Comment on a criminalisé à tort la Révolution russe de 1917 !
Article rédigé le 9 juillet 2023 par Brigitte Bouzonnie, à partir d'un discours prononcé par Alain Badiou à l'occasion du centenaire de la Révolution d'Octobre, 2017
Aujourd’hui, nous souhaitons revenir sur la Révolution russe de 1917. Notamment sur la mise à mort symbolique subi par ce grand évènement, hélas transmué en farce sanguinaire et sinistre. « Promu », par les intellectuels non communistes soutenus de façon exagérée par la CIA, au titre « d’acte criminel, qui aurait généré selon ces pseudo intellectuels 100 millions de morts”(sic).

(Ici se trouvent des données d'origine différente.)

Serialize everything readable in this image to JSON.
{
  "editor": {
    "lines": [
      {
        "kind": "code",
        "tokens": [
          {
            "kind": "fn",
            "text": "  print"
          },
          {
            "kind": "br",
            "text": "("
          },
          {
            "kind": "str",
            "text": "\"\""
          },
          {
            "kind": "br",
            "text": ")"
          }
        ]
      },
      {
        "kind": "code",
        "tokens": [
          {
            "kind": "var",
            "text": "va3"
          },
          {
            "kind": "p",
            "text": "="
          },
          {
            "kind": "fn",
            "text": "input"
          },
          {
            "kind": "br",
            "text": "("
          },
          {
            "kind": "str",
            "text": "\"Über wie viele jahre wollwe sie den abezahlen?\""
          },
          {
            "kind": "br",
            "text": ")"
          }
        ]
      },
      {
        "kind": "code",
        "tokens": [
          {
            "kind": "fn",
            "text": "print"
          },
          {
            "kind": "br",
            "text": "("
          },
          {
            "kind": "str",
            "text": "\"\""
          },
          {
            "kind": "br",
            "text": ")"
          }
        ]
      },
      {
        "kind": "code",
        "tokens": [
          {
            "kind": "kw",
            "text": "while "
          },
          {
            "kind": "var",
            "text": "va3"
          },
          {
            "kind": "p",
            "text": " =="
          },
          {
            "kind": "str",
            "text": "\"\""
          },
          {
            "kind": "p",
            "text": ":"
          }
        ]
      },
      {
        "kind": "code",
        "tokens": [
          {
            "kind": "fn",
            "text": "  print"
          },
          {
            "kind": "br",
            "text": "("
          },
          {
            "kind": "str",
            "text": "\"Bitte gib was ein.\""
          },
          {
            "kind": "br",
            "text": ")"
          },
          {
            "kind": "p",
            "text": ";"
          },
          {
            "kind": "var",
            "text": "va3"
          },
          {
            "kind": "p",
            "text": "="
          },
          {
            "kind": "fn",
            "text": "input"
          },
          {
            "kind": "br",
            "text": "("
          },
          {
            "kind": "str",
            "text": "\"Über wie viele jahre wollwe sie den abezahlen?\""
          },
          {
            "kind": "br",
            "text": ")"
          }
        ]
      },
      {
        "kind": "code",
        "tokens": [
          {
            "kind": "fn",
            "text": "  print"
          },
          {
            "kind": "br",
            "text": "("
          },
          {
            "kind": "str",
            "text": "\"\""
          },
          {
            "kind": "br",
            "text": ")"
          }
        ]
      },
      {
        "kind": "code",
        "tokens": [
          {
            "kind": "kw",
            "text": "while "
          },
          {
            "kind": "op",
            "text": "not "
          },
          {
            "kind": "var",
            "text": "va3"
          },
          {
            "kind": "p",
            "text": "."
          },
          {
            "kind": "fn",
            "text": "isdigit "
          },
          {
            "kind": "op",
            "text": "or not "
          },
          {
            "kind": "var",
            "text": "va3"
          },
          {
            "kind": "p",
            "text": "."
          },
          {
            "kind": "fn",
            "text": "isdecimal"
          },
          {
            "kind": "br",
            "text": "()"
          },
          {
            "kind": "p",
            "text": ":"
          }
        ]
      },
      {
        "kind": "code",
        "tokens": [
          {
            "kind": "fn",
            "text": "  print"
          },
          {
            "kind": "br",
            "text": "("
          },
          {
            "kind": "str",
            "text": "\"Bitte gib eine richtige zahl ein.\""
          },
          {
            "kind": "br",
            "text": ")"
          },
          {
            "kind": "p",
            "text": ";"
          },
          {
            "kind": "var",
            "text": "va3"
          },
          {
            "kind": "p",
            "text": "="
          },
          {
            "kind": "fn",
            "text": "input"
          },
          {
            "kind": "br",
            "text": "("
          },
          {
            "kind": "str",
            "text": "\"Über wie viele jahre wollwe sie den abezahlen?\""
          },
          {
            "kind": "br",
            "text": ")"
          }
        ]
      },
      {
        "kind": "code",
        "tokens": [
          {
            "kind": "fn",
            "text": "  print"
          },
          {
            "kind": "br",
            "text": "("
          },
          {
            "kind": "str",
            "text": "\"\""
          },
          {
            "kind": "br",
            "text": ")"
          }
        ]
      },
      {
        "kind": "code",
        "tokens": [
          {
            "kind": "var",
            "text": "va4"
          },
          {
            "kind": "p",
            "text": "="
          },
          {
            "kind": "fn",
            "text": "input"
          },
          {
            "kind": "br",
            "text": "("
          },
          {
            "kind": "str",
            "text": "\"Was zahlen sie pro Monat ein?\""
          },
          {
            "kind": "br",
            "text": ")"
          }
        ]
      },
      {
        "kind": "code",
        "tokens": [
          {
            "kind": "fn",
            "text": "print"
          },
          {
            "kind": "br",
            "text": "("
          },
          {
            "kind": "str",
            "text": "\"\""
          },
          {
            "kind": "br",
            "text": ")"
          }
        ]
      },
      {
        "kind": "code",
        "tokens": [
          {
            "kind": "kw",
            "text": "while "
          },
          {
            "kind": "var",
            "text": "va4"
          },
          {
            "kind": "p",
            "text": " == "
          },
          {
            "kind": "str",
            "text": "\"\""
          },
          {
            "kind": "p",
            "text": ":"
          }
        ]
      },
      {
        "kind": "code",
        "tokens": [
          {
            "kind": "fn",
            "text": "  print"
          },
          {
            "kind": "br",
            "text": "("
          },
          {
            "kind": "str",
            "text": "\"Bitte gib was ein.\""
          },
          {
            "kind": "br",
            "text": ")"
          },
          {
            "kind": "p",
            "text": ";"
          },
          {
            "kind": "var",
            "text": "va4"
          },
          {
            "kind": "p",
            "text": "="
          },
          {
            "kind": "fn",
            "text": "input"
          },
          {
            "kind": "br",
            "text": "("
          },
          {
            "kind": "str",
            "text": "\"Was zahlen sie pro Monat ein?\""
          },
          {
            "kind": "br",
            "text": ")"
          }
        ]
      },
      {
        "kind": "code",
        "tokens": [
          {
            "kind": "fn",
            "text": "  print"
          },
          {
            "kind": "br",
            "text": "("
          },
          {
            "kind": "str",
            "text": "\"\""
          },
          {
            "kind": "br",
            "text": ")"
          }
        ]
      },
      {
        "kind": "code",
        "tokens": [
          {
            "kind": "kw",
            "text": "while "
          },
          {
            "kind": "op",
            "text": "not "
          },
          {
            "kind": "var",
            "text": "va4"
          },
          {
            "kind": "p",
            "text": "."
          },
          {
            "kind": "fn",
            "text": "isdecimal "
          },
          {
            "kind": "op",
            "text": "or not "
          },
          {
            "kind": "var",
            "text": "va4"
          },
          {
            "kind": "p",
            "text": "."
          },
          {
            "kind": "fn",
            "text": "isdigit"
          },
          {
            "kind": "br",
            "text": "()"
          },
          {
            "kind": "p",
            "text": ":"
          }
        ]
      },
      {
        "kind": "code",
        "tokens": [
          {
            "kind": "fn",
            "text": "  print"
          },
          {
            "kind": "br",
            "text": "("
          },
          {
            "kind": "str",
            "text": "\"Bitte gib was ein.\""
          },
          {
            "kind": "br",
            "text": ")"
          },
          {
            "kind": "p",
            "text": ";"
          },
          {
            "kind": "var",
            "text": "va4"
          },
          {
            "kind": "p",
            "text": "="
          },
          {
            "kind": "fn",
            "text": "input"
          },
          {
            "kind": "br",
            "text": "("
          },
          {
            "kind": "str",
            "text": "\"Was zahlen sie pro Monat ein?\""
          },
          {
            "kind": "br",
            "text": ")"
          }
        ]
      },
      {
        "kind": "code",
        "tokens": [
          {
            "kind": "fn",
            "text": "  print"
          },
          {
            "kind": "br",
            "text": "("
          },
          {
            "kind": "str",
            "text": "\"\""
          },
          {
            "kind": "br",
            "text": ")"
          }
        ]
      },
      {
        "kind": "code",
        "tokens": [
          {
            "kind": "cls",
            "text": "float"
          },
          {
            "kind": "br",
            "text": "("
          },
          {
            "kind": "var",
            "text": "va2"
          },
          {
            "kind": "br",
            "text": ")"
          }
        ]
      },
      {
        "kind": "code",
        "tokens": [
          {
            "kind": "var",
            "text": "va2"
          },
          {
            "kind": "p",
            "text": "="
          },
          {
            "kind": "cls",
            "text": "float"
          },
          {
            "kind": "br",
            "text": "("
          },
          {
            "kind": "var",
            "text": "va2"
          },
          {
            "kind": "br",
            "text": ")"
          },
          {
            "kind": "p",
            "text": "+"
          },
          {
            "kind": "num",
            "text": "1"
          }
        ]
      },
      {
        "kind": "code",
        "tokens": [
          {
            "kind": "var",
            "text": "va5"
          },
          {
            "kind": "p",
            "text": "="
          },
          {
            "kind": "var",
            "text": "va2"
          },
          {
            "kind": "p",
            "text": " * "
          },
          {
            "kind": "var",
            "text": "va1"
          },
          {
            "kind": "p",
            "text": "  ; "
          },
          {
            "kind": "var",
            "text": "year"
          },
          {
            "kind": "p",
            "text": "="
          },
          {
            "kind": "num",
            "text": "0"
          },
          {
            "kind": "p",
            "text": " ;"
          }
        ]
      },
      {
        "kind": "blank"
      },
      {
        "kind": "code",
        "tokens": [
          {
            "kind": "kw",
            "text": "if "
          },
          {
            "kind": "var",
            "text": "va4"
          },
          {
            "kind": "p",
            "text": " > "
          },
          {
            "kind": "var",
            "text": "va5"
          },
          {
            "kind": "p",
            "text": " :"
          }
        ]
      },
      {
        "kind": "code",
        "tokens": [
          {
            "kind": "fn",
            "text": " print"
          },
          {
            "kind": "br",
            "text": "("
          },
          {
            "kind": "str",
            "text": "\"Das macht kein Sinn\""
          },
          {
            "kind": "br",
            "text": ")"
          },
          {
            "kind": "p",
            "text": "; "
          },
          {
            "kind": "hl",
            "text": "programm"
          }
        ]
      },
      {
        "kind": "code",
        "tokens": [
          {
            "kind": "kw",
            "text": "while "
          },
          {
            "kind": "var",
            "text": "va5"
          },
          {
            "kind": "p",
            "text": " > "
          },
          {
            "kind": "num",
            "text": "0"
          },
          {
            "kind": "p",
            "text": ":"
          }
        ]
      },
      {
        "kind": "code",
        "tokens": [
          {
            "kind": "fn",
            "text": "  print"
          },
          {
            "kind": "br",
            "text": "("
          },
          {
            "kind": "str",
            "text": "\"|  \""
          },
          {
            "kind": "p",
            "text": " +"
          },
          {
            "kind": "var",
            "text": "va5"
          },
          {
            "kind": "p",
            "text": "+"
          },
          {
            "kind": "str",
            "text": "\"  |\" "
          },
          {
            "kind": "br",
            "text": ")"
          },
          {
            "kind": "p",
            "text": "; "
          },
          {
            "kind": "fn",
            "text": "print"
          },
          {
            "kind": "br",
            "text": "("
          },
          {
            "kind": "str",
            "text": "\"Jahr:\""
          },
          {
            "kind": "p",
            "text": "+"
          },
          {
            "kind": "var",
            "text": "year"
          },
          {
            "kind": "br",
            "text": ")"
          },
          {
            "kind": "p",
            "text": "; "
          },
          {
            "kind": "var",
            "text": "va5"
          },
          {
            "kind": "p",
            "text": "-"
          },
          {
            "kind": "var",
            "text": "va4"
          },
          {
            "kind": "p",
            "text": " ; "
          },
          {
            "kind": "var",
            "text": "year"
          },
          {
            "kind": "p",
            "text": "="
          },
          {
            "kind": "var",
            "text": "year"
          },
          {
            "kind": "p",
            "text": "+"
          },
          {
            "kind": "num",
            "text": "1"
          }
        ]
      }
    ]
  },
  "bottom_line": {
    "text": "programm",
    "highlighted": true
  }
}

1°)-Analyse du discours rédigé par Alain Badiou sur la Révolution russe :
Dans un discours prononcé par Alain Badiou lors d’une conférence sur le centenaire de la Révolution d’Octobre (Investigaction, 07 novembre 2017), surtout dans sa première partie, le philosophe de l’hypothèse communiste montre parfaitement comment la Révolution russe a d’abord enthousiasmé pendant plus de soixante ans des millions de gens, de l’Europe à l‘Amérique Latine. De la Chine à la Grèce, de l’Afrique du Sud à l’Indonésie. Et aussi bien la raison pour laquelle, pendant le même temps, elle a terrorisé et contraint à des reculades importantes, partout dans le monde, la petite poignée de nos maitres réels, l’oligarchie des propriétaires de capitaux (sic).
Et comment cet évènement grandiose s’est ratatiné sur place. Alain Badiou note à cet effet : « il est toujours impressionnant de voir, dans le temps court d’une vie humaine, un évènement historique vieillir, prendre des rides, se ratatiner et puis mourir. Mourir pour un évènement historique, c’est quand l’humanité toute entière vous oublie. C’est quand au lieu d’éclairer et d’orienter la vie d’une masse de gens, l’évènement ne figure plus que dans les manuels d’histoire spécialisés et encore. L’évènement mort gît dans la poussière des archives »(sic).
Et Badiou d’ajouter : « Aujourd’hui, c’est-à-dire depuis trente ou quarante ans, depuis la fin de la révolution culturelle chinoise, ou encore depuis la mort de Mao en 1976, on a organisé la mort systématique de toute cette immense histoire. Le désir même d’y revenir est taxé d’impossible. On nous raconte tous les jours que renverser nos maitres et organiser un devenir égalitaire mondial est une utopie criminelle et un sombre désir de dictature sanglante. Une armée d’intellectuels serviles s’est spécialisé, notamment hélas dans notre pays la France dans la calomnie contre-révolutionnaire et la défense acharnée de la domination capitaliste et impériale. Les chiens de garde de l’inégalité et de l’oppression des gens démunis, des pauvres, du prolétariat nomade, sont aux commandes partout. Ils ont inventé le mot « totalitaire » pour caractériser tous les régimes politiques animés par l’idée égalitaire » (sic).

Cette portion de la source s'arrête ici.